Ella se acercó a su padre con cautela; no lo dudaba, pero sí resultaba muy complicado cambiar de repente.

Jorge abrazó a su hija, cerrando los ojos al tenerla junto a él. Nunca pensó que sería padre, ya daba esa posibilidad por imposible y ahora, de repente, se encontraba con una joven de casi dieciocho años.

Ya no la vería dar sus primeros pasos ni crecer día a día, pero a partir de entonces tendría la oportunidad, y no iba a desperdiciarla, de estar junto a ella, de conocerla y de ejercer como progenitor.

—¿De verdad quieres a mamá? —preguntó ella con la voz amortiguada.

—Sí.

—Pero…

—No te preocupes por eso, me alegra saber que consideras a Rebeca una amiga. Sin embargo, ella y yo nunca podríamos ser un matrimonio feliz, ella lo sabe y bueno… Supongo que vas a enterarte dentro de poco. Parker la quiere y yo no voy a poner ninguna traba.

—¡¿Justin?! Pe… pero no puede ser… él… yo pensaba que él y mamá…

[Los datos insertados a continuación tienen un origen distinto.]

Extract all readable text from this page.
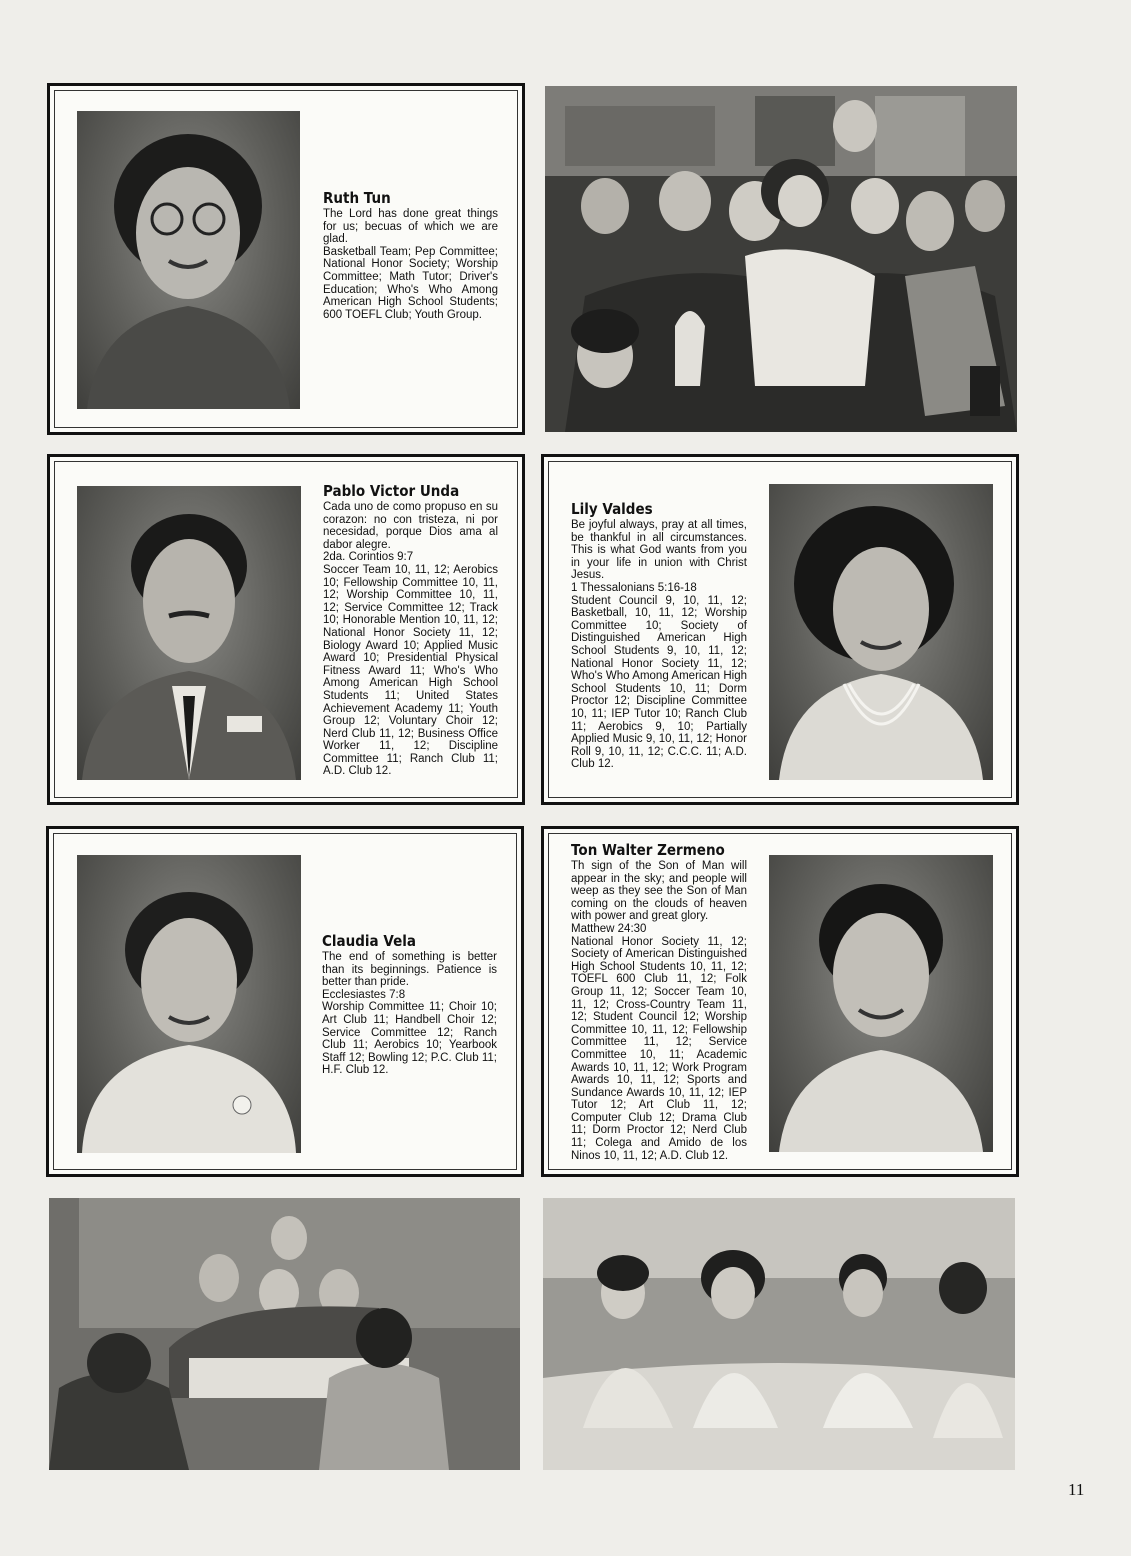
Ruth Tun

The Lord has done great things for us; becuas of which we are glad.

Basketball Team; Pep Committee; National Honor Society; Worship Committee; Math Tutor; Driver's Education; Who's Who Among American High School Students; 600 TOEFL Club; Youth Group.

Pablo Victor Unda

Cada uno de como propuso en su corazon: no con tristeza, ni por necesidad, porque Dios ama al dabor alegre.

2da. Corintios 9:7

Soccer Team 10, 11, 12; Aerobics 10; Fellowship Committee 10, 11, 12; Worship Committee 10, 11, 12; Service Committee 12; Track 10; Honorable Mention 10, 11, 12; National Honor Society 11, 12; Biology Award 10; Applied Music Award 10; Presidential Physical Fitness Award 11; Who's Who Among American High School Students 11; United States Achievement Academy 11; Youth Group 12; Voluntary Choir 12; Nerd Club 11, 12; Business Office Worker 11, 12; Discipline Committee 11; Ranch Club 11; A.D. Club 12.

Lily Valdes

Be joyful always, pray at all times, be thankful in all circumstances. This is what God wants from you in your life in union with Christ Jesus.

1 Thessalonians 5:16-18

Student Council 9, 10, 11, 12; Basketball, 10, 11, 12; Worship Committee 10; Society of Distinguished American High School Students 9, 10, 11, 12; National Honor Society 11, 12; Who's Who Among American High School Students 10, 11; Dorm Proctor 12; Discipline Committee 10, 11; IEP Tutor 10; Ranch Club 11; Aerobics 9, 10; Partially Applied Music 9, 10, 11, 12; Honor Roll 9, 10, 11, 12; C.C.C. 11; A.D. Club 12.

Claudia Vela

The end of something is better than its beginnings. Patience is better than pride.

Ecclesiastes 7:8

Worship Committee 11; Choir 10; Art Club 11; Handbell Choir 12; Service Committee 12; Ranch Club 11; Aerobics 10; Yearbook Staff 12; Bowling 12; P.C. Club 11; H.F. Club 12.

Ton Walter Zermeno

Th sign of the Son of Man will appear in the sky; and people will weep as they see the Son of Man coming on the clouds of heaven with power and great glory.

Matthew 24:30

National Honor Society 11, 12; Society of American Distinguished High School Students 10, 11, 12; TOEFL 600 Club 11, 12; Folk Group 11, 12; Soccer Team 10, 11, 12; Cross-Country Team 11, 12; Student Council 12; Worship Committee 10, 11, 12; Fellowship Committee 11, 12; Service Committee 10, 11; Academic Awards 10, 11, 12; Work Program Awards 10, 11, 12; Sports and Sundance Awards 10, 11, 12; IEP Tutor 12; Art Club 11, 12; Computer Club 12; Drama Club 11; Dorm Proctor 12; Nerd Club 11; Colega and Amido de los Ninos 10, 11, 12; A.D. Club 12.

11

Explicarle a una joven ese tipo de cosas suponía entrar en detalles que de momento prefería evitar. Así que recondujo el tema.

—En cuanto sea un hombre libre, le pediré a tu madre que se case conmigo.

—No sé si podré perdonarla.

—Escúchala —insistió él con cariño—. Es una mujer increíble y todo lo que ha hecho ha sido por ti, créeme.

Victoria se apartó lentamente de él, aún confundida y dolida; resultaba tan difícil de asimilar… tan complicado de entender…

Se acercó a la puerta con la idea de dar una oportunidad a su madre; oiría su versión, sí, pero no pensaba cambiar de opinión, algo así no se oculta durante tanto tiempo.

Justo antes de salir se giró y miró a su padre y, al hacerlo, cayó en la cuenta de un detalle.

—Si tú eres mi padre… —La chica se mordió el labio antes de continuar—, eso quiere decir que doña Amalia es mi abuela —afirmó como si de todo aquello fuera la mejor parte.

—Sí —contestó y entre dientes dijo—: Por desgracia, así es.